Several limitations should be considered when interpreting these results. Data selection was constrained primarily by data availability and therefore does not include the most comprehensive list of health system indicators. Our sample size (n = 136 countries) also constrains our choices for the number of variables that we can include in the model. As a result we have a relatively small number of variables used to describe the variability and complex nature of a health system. This study is a cross-sectional analysis at the country level and therefore we cannot draw causal inferences from the results. As we have used countries as the unit of analysis, this does not provide any information about variation within the nation state. This is an important point to stress because health status throughout a country may vary tremendously and these differences will be masked by country-level data. While many studies have controlled for female education as an important variable related to infant mortality, we did not include this as an explanatory variable because the data was not adequately populated [11]. In place, we used the indicator for female labour involvement. While our study focused on outcomes of maternal and child health we recognize that men are one of the highest risk groups for early mortality, yet are not the focus of any large directed funding initiatives, with the possible exception of male circumcision [37].

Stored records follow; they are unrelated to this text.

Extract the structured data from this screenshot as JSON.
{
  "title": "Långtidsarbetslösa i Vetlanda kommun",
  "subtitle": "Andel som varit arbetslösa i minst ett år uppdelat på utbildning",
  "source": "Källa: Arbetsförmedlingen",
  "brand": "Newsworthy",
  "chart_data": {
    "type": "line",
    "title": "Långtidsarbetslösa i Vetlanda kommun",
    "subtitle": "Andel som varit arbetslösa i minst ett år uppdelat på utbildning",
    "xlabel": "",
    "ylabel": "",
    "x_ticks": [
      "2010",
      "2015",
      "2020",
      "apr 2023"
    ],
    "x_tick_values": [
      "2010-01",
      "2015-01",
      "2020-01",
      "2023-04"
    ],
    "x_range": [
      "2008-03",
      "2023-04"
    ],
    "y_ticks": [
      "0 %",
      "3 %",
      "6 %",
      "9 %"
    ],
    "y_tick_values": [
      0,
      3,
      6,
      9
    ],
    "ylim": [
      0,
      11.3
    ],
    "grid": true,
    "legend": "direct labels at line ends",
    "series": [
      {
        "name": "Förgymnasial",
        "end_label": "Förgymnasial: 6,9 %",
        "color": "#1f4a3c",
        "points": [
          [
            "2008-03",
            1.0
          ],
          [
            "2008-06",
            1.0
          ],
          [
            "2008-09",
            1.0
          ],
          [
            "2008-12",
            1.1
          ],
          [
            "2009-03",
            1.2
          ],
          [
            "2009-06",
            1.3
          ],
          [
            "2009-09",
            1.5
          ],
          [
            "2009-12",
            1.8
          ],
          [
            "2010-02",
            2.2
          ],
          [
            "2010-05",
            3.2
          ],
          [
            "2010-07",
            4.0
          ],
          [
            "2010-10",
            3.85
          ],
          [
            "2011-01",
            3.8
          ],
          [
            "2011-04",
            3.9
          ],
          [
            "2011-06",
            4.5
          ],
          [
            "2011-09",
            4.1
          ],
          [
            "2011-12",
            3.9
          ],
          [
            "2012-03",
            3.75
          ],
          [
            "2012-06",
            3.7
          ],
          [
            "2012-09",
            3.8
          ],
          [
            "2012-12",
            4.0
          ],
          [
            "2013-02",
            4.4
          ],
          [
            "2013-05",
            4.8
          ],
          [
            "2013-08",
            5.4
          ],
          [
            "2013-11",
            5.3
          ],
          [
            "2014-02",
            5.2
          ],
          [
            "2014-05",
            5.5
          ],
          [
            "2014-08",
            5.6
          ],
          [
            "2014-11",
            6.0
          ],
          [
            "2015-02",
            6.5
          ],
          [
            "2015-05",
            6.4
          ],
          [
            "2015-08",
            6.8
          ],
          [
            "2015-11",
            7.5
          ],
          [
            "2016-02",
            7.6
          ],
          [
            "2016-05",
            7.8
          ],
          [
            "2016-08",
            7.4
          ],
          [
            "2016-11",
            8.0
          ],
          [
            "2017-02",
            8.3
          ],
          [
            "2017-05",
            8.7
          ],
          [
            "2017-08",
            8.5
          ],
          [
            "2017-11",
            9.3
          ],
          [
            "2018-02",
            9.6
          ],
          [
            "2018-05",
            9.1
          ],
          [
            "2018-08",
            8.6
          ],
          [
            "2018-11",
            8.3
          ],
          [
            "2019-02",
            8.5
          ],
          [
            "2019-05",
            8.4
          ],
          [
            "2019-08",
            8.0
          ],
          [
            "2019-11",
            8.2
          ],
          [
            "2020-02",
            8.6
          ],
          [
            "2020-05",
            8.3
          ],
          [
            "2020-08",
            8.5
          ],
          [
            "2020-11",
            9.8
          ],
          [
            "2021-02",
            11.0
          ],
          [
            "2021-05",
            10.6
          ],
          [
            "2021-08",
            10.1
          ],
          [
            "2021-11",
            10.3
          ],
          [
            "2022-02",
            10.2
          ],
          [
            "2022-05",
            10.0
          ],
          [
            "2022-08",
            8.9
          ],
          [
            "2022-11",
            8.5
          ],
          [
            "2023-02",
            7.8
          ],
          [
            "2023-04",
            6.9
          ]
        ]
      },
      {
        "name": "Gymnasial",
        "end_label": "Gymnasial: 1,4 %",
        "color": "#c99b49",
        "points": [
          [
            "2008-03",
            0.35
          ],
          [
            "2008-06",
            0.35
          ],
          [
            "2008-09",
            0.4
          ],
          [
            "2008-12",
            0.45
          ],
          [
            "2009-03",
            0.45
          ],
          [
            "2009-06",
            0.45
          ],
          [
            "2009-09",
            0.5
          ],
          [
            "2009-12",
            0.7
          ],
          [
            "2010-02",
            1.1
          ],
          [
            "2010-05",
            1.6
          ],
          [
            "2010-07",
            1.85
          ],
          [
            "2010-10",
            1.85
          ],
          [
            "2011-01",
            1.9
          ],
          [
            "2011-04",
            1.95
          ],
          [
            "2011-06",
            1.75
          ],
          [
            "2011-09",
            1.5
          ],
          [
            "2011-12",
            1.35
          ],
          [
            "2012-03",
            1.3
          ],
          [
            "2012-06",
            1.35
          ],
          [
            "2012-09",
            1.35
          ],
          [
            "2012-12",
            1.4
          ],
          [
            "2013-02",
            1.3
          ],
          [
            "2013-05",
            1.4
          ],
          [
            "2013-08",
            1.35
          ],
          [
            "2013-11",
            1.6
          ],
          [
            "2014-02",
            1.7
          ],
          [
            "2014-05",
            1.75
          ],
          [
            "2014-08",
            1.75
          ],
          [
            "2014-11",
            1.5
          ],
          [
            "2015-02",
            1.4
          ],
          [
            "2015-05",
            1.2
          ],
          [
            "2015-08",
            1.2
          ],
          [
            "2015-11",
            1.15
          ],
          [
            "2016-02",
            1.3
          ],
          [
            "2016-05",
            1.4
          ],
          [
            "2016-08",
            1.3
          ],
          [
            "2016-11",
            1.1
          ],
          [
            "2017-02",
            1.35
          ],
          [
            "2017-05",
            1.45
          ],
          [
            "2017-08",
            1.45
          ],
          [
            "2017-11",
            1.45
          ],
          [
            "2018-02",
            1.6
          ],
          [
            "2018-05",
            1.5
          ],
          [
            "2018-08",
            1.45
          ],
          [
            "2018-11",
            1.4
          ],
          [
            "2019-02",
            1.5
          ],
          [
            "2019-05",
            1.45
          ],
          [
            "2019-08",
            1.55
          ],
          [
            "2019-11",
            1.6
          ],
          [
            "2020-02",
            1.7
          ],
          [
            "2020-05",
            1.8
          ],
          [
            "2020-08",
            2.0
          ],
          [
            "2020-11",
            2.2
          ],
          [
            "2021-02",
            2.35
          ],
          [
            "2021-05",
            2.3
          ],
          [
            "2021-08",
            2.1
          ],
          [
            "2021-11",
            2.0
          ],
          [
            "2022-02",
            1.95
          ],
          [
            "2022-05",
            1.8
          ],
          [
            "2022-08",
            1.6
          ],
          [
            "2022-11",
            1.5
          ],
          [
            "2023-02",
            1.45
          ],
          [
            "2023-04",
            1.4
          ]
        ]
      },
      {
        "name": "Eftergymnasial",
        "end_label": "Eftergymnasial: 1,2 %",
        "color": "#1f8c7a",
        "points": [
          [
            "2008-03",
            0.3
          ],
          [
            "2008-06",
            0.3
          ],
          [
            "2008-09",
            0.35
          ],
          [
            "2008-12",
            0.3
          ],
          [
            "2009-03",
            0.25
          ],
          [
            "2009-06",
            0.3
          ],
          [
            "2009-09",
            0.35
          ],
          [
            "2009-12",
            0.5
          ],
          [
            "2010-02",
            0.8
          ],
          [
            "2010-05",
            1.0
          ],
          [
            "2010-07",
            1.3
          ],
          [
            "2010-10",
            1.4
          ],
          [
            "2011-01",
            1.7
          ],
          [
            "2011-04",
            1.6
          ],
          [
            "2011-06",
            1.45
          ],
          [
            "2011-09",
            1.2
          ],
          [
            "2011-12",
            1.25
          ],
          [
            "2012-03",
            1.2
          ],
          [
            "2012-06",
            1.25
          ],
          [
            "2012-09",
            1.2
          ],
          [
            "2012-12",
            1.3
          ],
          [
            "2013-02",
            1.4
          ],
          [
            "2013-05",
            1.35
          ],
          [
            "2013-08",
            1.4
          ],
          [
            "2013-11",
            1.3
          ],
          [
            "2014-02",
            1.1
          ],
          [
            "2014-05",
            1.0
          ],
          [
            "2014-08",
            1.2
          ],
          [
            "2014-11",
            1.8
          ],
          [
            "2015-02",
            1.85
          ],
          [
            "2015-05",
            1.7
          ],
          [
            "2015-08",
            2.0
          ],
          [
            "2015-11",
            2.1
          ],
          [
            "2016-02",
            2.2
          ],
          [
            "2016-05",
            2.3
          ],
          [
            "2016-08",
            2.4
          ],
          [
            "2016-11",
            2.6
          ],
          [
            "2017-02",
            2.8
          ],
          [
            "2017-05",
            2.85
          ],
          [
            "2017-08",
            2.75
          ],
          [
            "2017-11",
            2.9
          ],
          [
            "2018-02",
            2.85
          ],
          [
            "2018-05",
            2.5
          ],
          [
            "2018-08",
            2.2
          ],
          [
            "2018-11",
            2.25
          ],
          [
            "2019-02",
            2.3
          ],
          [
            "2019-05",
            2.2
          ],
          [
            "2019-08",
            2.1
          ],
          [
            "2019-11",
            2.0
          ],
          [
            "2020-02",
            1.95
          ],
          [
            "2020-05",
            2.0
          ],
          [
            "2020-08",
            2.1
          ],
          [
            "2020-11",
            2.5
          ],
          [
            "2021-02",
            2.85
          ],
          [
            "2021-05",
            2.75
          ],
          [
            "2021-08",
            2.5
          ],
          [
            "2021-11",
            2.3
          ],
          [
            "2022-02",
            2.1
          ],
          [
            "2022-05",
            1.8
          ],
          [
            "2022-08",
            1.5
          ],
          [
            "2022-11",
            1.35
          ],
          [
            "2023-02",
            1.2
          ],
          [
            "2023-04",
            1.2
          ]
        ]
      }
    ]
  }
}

In conclusion, our analysis identifies the importance of several key indicators of health system strength and functioning that are significantly associated with infant, child and maternal survival at the national aggregate level and after controlling for other health system determinants and demographic factors. The strength of a health system offers an important and sustainable mechanism to influence key population level indicators of health. There is now an important need to understand indicators of health system strength at the local level and how to improve health system strength and functioning in practice.


Ethics approval for this project was not required because it uses publicly available data.